Thanos: [feature request] store: distributed queries against objstore backends

Created on 28 Mar 2019 · 11Comments · Source: thanos-io/thanos

IIUC Today's store gateway is a dumb gateway that can only be scaled vertically. HA configurations provide redundancy, but every replica runs every query with no performance or scability benefits. I'm not proposing any particular implementation here, but wanted to start the conversation as distributing queries across all available gateways seems desirable.

Thoughts?

store hard feature request / improvement help wanted stale

Source

davidquarles

👍1

Most helpful comment

Can you tell us more, why? I agree, but for certain operations it is totaly fine, right? like simple sum -> it's just easy as summing all in map-reduce fashion.

Say a time series had samples interleaved across two leaves, you can't safely do a rate() on either.

brian-brazil on 3 Apr 2019

👍2

All 11 comments

/cc @SuperQ @bwplotka

davidquarles on 28 Mar 2019

Well, if you run the store in more replicas you should balance requests to them. This way only one replica runs the query. Other thing is the in-memory cache which is per instance and thus can be duplicated IMHO.

FUSAKLA on 28 Mar 2019

How come you can't scale vertically? just put a lb in front of Thanos Store and you are good to go.

povilasv on 29 Mar 2019

👍1

The problem with "just put a LB in front of it" is Cache Coherency. While we don't need strict cache coherence, not having it causes all nodes to have to have identical caches.

Without some kind of caching pool, like a memcache or redis cluster, all nodes have to maintain the same cache data since the LB will round-robin the same queries to all the nodes.

But that's only one aspect of this. By doing distributed evaluation, each shard can process a subset of the data, allowing for faster processing of large query blocks.

One option would be to take range queries and distribute the time range among the shards in a consistent way. Say each shard gets consistently hashed for a specific day of data.

SuperQ on 29 Mar 2019

👍1

I agree, and we are working towards it on https://github.com/improbable-eng/thanos/pull/957

But the issue states is a dumb gateway that can only be scaled vertically., which is not true.

While we don't need strict cache coherence, not having it causes all nodes to have to have identical caches.

IMO that's okay for now.

povilasv on 29 Mar 2019

I apologize for my ignorance and any misinformation here... I was paraphrasing an off-the-cuff conversation from the slack channel.

davidquarles on 29 Mar 2019

As @povilasv said, in the current moment (without gossip), there is a way to put Store GW after LB of some kind (e.g Kubernetes service) and round robin requests. It's even recommended for HA purposes.

@SuperQ is SUPER right about Cache coherence issue. But I am confused what issue is all about, can we clarify?
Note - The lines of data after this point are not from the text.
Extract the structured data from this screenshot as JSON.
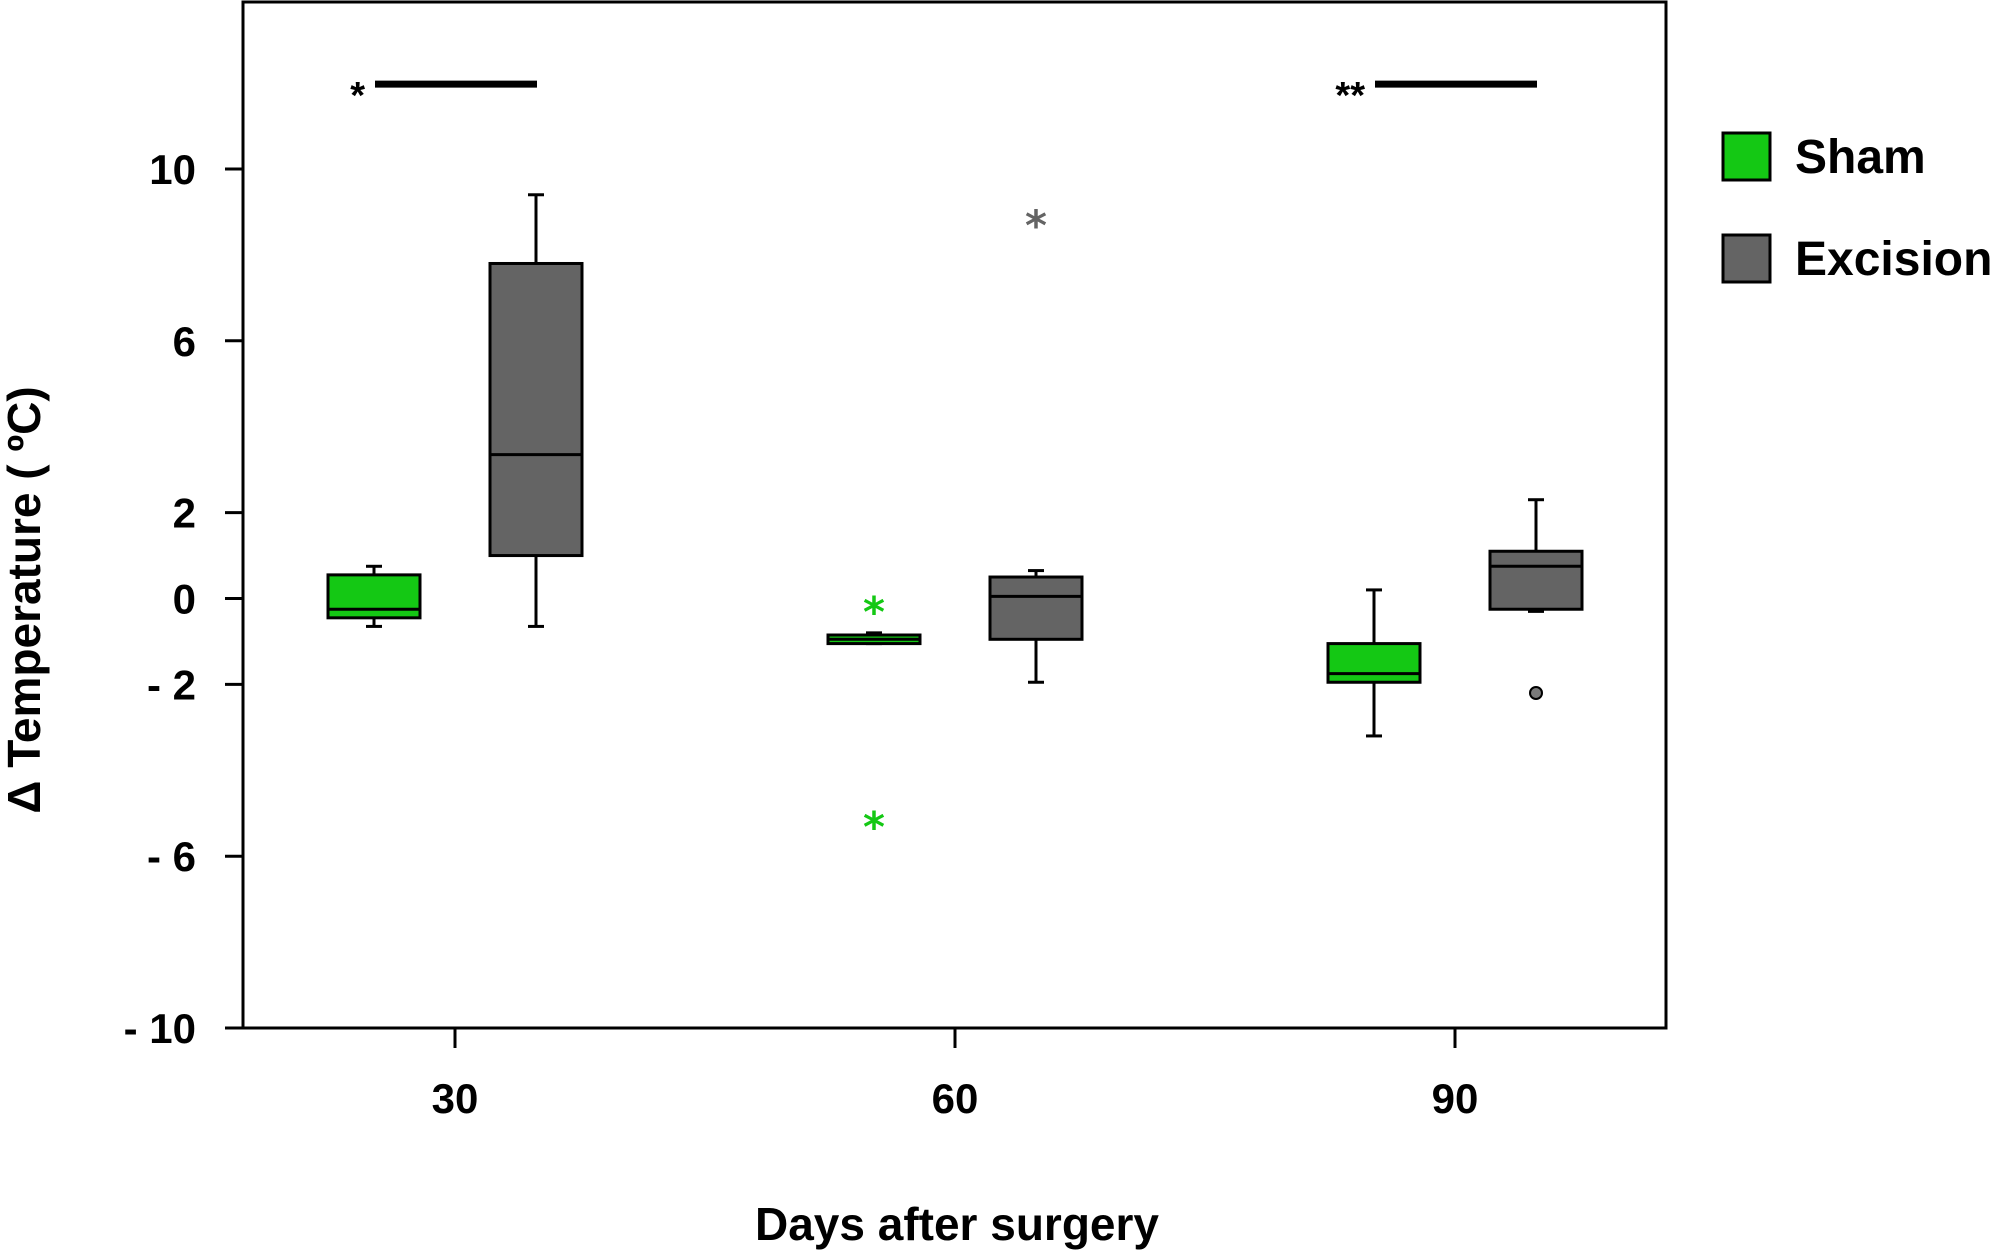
{
  "chart_data": {
    "type": "box",
    "title": "",
    "xlabel": "Days after surgery",
    "ylabel": "Δ Temperature ( ºC)",
    "ylim": [
      -10,
      14
    ],
    "yticks": [
      10,
      6,
      2,
      0,
      -2,
      -6,
      -10
    ],
    "ytick_labels": [
      "10",
      "6",
      "2",
      "0",
      "- 2",
      "- 6",
      "- 10"
    ],
    "categories": [
      "30",
      "60",
      "90"
    ],
    "legend_position": "right",
    "series": [
      {
        "name": "Sham",
        "color": "#14c814",
        "boxes": [
          {
            "category": "30",
            "whisker_low": -0.65,
            "q1": -0.45,
            "median": -0.25,
            "q3": 0.55,
            "whisker_high": 0.75,
            "outliers": []
          },
          {
            "category": "60",
            "whisker_low": -1.05,
            "q1": -1.05,
            "median": -0.95,
            "q3": -0.85,
            "whisker_high": -0.8,
            "outliers": [
              {
                "value": 0.0,
                "marker": "*"
              },
              {
                "value": -5.0,
                "marker": "*"
              }
            ]
          },
          {
            "category": "90",
            "whisker_low": -3.2,
            "q1": -1.95,
            "median": -1.75,
            "q3": -1.05,
            "whisker_high": 0.2,
            "outliers": []
          }
        ]
      },
      {
        "name": "Excision",
        "color": "#646464",
        "boxes": [
          {
            "category": "30",
            "whisker_low": -0.65,
            "q1": 1.0,
            "median": 3.35,
            "q3": 7.8,
            "whisker_high": 9.4,
            "outliers": []
          },
          {
            "category": "60",
            "whisker_low": -1.95,
            "q1": -0.95,
            "median": 0.05,
            "q3": 0.5,
            "whisker_high": 0.65,
            "outliers": [
              {
                "value": 9.0,
                "marker": "*"
              }
            ]
          },
          {
            "category": "90",
            "whisker_low": -0.3,
            "q1": -0.25,
            "median": 0.75,
            "q3": 1.1,
            "whisker_high": 2.3,
            "outliers": [
              {
                "value": -2.2,
                "marker": "o"
              }
            ]
          }
        ]
      }
    ],
    "significance": [
      {
        "category": "30",
        "label": "*",
        "y": 12
      },
      {
        "category": "90",
        "label": "**",
        "y": 12
      }
    ]
  }
}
Do you want to share cached resources on some backend (e.g memcached) across stores?
Do we want to start work on distributed querying? IMO it's super worth to try, but really really difficult. Worth to sync with @bbrazil AND design it properly, with benchmark etc. It requires good knowledge of PromQL. As for me, distributed query means spread PromQL evaluations to leaf nodes. Do you mean that?

BTW I created issue for Querier cache which should improve things a lot - and is more important and easier than this feature proposal I think (I might be wrong - let me know!) : https://github.com/improbable-eng/thanos/issues/1006

bwplotka on 3 Apr 2019

It requires good knowledge of PromQL. As for me, distributed query means spread PromQL evaluations to leaf nodes.

In general this isn't possible, however if you know that certain data (i.e. one timeseries for one time period) is only on one leaf node when you can do functions on range vectors there, and some aggregations.

brian-brazil on 3 Apr 2019

In general this isn't possible

Can you tell us more, why? I agree, but for certain operations it is totaly fine, right? like simple sum -> it's just easy as summing all in map-reduce fashion.

I think overall this is extremely complex and we need to be sure about benefits.. but doable, at least for some querier?

And yes, if we add this prior knowledge, it's even better.

bwplotka on 3 Apr 2019

Can you tell us more, why? I agree, but for certain operations it is totaly fine, right? like simple sum -> it's just easy as summing all in map-reduce fashion.

Say a time series had samples interleaved across two leaves, you can't safely do a rate() on either.

brian-brazil on 3 Apr 2019

👍2

This issue has been automatically marked as stale because it has not had recent activity. It will be closed if no further activity occurs. Thank you for your contributions.